Thursday, September 28, 2017

Dialectic Unifying Rhetoric as Knowledge, Rhetoric as Action, and Kairos



The utility of a Venn Diagram in describing relationships among various concepts and ideas seems to be understated. I recall seeing them utilized throughout high school, but rarely in college with the exception of quite possibly one of these diagrams being used to show the relationships between key terms and concepts in math. The Venn Diagram seemed key for displaying the relationship between John T. Gage’s ideas on how composition should be taught, and James L. Kinneavy’s ties of Kairos to rhetoric and composition.
                               In Gage’s work, Aristotle’s description of dialectic as “knowledge that can be created in the activity of discourse” (156) notes its power to bring audience and rhetor together. Without dialectic, rhetoric is doomed to remain argumentative in the search for knowledge (Gage 156). Dialectic also entails as Gage elaborates on Aristotle, “an activity, carried out in relation to the intentions and reasons of others…” (156). Given the status as an activity through dialectic, the idea of rhetoric as action is established.  Dialectic also influences Kairos, the concept of which Kinneavy defines per Tillich as “emphasis on time, on change, on creation, on conflict, on fate, and on individuality” (90). This follows the more abstract definition of Kairos as “right timing and the principle of a proper measure” (Kinneavy 85). Dialectic’s location at the center of the Venn Diagram emphasizes its power to create a Kairos defined by Kinneavy, in which the connection established by rhetoric—both as knowledge and action—creates a sense of change and fluidity arrived at through the connection of rhetor and audience. In other words, although rhetoric stands alone with its own origins when dialectic is negated, it becomes a hybrid of ideas when it reaches the point of dialectic. Kairos also truly moves from status of simply “right timing and…proper measure” (Kinneavy 85) to become representative of “emphasis on time, on change…” (Kinneavy 90) as communication is permitted a back-and-forth flow of ideas through dialectic.
                               Dialectic ultimately results in the united hybrid of rhetoric as knowledge, rhetoric as action, and Kairos through enthymeme, given the latter is “a necessary compromise between what one who wishes to persuade may want to say and what an audience will allow to be said” (Gage 157). Dialectic begins the conversation between rhetor and audience, thus connecting the necessary parties and allowing knowledge and action to form, but it is the more specific enthymeme that allows the process more precision, or in other words permits a clearer connection of ideas. Kairos then also maintains its status as a factor considering the change and flow of ideas, and as ideas become more precise through enthymeme, so too might the concept of Kairos become stronger. It is this interplay when Kairos, rhetoric as knowledge, and rhetoric as action intersect with dialectic and enthymeme that allows an ongoing cycle of changing and flowing forms of knowledge.

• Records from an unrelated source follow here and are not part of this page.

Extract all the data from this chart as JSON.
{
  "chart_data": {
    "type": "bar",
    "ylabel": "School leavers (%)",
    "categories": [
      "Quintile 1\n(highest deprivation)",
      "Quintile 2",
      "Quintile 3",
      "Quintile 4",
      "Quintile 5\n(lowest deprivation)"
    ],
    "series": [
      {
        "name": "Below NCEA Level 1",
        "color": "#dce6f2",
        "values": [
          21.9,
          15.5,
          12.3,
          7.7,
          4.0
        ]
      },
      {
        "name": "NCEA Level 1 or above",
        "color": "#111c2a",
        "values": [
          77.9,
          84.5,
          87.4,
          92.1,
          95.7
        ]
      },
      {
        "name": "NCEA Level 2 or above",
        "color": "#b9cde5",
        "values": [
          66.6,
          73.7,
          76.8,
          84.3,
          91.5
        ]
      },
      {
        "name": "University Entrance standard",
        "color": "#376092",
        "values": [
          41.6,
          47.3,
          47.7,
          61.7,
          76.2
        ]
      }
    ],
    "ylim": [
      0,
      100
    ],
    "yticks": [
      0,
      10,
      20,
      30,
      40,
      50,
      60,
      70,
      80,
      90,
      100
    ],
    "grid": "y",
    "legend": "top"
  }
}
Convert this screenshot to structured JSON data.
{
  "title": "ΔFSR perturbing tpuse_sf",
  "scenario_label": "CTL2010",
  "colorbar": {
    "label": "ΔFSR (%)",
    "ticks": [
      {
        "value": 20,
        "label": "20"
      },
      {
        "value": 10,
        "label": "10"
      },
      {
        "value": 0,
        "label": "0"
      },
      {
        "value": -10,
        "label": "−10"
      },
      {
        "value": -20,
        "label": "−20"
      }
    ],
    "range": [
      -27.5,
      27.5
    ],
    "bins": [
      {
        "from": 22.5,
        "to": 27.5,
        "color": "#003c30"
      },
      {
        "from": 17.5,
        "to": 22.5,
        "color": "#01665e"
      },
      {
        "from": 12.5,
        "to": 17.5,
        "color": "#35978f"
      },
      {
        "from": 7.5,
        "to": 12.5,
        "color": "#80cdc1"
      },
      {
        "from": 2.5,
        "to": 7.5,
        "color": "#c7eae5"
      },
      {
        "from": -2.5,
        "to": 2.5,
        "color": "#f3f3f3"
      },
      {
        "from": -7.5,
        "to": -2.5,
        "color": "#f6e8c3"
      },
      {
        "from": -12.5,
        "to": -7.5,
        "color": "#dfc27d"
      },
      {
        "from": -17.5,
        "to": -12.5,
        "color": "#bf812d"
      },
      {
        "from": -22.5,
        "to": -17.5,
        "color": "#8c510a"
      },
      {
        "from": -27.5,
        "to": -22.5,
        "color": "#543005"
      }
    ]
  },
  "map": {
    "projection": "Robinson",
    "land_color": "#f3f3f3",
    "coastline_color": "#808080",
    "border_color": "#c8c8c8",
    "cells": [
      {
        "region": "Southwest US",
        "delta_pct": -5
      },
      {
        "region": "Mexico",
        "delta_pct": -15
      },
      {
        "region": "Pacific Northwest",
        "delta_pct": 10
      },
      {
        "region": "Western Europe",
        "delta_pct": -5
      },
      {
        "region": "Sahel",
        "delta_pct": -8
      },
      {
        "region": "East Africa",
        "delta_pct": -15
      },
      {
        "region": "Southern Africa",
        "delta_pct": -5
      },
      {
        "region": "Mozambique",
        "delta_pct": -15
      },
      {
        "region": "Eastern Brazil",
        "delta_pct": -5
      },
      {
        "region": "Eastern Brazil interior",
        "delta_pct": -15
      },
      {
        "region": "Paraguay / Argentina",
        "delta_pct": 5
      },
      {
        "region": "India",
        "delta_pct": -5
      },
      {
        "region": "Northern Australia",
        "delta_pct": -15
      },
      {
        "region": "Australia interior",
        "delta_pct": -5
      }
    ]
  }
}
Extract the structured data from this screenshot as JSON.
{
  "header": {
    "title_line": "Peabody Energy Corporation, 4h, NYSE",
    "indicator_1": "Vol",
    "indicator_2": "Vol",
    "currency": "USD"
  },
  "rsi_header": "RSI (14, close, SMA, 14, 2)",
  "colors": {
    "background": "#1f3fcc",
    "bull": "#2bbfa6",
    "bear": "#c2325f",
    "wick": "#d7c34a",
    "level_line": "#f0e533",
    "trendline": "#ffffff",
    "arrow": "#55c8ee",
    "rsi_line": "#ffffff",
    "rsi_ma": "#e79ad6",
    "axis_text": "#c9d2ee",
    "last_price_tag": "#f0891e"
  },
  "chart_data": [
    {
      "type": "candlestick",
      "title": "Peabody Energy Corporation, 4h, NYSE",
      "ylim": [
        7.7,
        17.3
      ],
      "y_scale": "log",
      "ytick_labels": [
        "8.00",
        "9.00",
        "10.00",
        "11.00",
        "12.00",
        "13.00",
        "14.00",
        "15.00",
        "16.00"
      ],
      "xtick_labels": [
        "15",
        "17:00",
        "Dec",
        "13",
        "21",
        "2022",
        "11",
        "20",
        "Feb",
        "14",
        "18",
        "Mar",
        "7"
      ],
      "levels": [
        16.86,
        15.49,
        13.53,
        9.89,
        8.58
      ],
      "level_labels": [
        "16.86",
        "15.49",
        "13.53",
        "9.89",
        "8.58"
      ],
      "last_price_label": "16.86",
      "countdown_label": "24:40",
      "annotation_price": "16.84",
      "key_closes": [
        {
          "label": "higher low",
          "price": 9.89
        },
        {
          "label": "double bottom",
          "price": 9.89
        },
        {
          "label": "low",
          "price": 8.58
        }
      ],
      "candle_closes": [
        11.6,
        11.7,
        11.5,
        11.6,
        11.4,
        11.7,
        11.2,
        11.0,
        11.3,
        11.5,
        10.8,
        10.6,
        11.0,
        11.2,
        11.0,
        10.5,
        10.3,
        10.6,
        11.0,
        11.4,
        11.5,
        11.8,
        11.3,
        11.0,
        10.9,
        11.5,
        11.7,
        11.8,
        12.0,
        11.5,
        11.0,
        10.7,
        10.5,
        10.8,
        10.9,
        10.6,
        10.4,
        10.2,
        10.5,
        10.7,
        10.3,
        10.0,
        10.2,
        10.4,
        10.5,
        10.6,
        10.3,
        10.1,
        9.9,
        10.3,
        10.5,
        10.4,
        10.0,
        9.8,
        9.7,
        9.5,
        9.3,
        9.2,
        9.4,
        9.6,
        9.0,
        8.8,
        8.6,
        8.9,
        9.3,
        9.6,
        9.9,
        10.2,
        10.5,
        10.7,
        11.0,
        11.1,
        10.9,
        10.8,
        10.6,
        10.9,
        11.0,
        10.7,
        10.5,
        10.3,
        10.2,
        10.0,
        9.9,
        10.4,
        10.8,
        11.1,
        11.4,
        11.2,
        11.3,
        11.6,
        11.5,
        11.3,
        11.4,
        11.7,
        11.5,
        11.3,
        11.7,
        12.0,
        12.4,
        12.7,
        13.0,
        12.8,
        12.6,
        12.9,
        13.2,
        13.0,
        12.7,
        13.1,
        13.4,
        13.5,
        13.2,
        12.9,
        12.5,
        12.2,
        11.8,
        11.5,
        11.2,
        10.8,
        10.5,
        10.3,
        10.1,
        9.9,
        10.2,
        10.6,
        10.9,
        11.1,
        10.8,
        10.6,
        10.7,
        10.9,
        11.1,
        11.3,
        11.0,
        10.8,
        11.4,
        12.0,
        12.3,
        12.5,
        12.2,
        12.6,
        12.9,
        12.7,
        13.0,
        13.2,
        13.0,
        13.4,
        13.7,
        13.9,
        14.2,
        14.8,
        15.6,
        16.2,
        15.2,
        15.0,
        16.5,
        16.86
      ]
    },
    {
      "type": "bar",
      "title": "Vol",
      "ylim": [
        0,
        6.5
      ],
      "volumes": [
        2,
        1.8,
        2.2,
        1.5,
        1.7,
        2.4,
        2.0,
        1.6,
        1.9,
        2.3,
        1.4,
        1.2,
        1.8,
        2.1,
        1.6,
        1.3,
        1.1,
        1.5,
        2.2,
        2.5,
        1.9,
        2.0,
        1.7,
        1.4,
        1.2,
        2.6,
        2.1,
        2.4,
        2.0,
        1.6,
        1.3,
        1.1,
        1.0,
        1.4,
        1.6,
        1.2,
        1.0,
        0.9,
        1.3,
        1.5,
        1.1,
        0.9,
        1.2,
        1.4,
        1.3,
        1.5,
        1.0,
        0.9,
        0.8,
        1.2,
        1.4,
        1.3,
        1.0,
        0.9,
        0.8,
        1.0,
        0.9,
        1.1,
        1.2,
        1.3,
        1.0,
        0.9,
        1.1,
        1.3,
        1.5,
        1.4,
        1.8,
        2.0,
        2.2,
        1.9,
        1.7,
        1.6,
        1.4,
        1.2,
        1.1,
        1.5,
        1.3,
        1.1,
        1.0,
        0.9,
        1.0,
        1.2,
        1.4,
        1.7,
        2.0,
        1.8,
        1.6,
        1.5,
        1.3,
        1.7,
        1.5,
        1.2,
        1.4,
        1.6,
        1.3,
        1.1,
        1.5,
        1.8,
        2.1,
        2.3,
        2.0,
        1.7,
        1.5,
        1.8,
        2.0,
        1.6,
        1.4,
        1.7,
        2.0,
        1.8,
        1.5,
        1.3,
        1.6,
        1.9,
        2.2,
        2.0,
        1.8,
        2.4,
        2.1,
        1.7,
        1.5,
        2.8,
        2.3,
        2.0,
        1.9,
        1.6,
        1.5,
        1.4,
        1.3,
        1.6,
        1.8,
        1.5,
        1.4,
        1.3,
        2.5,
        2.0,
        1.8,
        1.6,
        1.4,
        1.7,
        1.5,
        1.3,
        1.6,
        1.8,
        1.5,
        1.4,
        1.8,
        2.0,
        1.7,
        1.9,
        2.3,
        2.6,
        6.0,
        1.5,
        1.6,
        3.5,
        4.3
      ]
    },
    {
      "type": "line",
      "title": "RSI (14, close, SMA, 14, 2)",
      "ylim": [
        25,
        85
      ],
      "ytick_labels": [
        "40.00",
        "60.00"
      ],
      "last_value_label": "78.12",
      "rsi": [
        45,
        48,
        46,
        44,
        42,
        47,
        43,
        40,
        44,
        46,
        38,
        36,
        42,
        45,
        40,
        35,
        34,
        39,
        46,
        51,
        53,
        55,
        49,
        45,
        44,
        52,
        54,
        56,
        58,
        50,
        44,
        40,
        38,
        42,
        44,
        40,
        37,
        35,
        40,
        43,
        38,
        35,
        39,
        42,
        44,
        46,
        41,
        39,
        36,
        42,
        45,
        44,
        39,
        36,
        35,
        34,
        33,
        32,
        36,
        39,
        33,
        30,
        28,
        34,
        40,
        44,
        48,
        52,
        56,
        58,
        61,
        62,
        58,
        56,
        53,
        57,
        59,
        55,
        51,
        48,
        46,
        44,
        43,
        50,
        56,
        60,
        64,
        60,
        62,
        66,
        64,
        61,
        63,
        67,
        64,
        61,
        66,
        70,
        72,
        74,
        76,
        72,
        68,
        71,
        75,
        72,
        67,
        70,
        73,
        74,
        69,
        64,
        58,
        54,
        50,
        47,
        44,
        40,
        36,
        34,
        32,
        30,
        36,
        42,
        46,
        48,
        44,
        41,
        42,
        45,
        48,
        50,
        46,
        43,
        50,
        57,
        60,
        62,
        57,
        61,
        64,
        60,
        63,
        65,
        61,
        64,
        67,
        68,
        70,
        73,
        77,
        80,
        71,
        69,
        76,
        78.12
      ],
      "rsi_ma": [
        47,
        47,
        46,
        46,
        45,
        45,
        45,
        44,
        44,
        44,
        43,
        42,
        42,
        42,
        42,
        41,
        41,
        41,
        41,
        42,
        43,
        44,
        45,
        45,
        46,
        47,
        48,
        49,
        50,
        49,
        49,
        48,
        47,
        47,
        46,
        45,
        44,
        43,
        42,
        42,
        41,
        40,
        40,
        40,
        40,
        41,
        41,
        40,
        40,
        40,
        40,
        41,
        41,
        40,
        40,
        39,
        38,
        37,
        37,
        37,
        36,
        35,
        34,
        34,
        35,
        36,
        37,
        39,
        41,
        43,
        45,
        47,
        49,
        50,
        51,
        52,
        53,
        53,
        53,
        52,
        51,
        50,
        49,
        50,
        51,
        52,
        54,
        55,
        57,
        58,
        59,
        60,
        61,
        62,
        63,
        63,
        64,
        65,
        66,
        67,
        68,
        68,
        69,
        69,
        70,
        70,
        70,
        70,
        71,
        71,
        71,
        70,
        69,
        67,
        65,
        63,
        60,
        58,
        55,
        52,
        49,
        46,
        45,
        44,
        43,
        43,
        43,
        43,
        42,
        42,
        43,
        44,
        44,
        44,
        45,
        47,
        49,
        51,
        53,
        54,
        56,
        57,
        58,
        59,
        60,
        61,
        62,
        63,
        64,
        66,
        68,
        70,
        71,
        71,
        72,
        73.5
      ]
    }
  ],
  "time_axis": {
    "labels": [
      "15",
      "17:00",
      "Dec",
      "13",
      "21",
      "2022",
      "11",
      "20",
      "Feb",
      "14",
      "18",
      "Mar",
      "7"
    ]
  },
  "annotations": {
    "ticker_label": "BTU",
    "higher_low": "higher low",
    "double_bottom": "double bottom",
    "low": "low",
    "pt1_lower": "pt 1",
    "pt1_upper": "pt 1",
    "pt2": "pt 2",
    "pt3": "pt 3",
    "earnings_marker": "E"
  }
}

                               This intersection of two categories of rhetoric and Kairos with dialectic and enthymeme seems captured fairly well by both Gage’s and Kinneavy’s arguments for a revamp of composition studies. Gage argues that prompting students to think beyond their own ideas will “improve the condition of the human parliament” (169) through encouraging thought about “conflicts and cooperations” (169). Kinneavy elaborates in detail on various aspects of what an improved composition studies program would look like, including ethical and social concerns of Kairos (98-9). Those being a few of the aspects Kairos affects, Kinneavy appears to be saying that Kairos and rhetoric are indeed connected through the bridge Aristotle emphasized as dialectic and enthymeme. Gage also supports this idea, although in the more general sense that students need to think beyond themselves. This clearly underscores the idea of an important connection between rhetoric as knowledge, rhetoric as action, and Kairos, because only when they are pieced together through dialectic and enthymeme can the ideas of a composition program with concern beyond each individual student’s viewpoints be formed.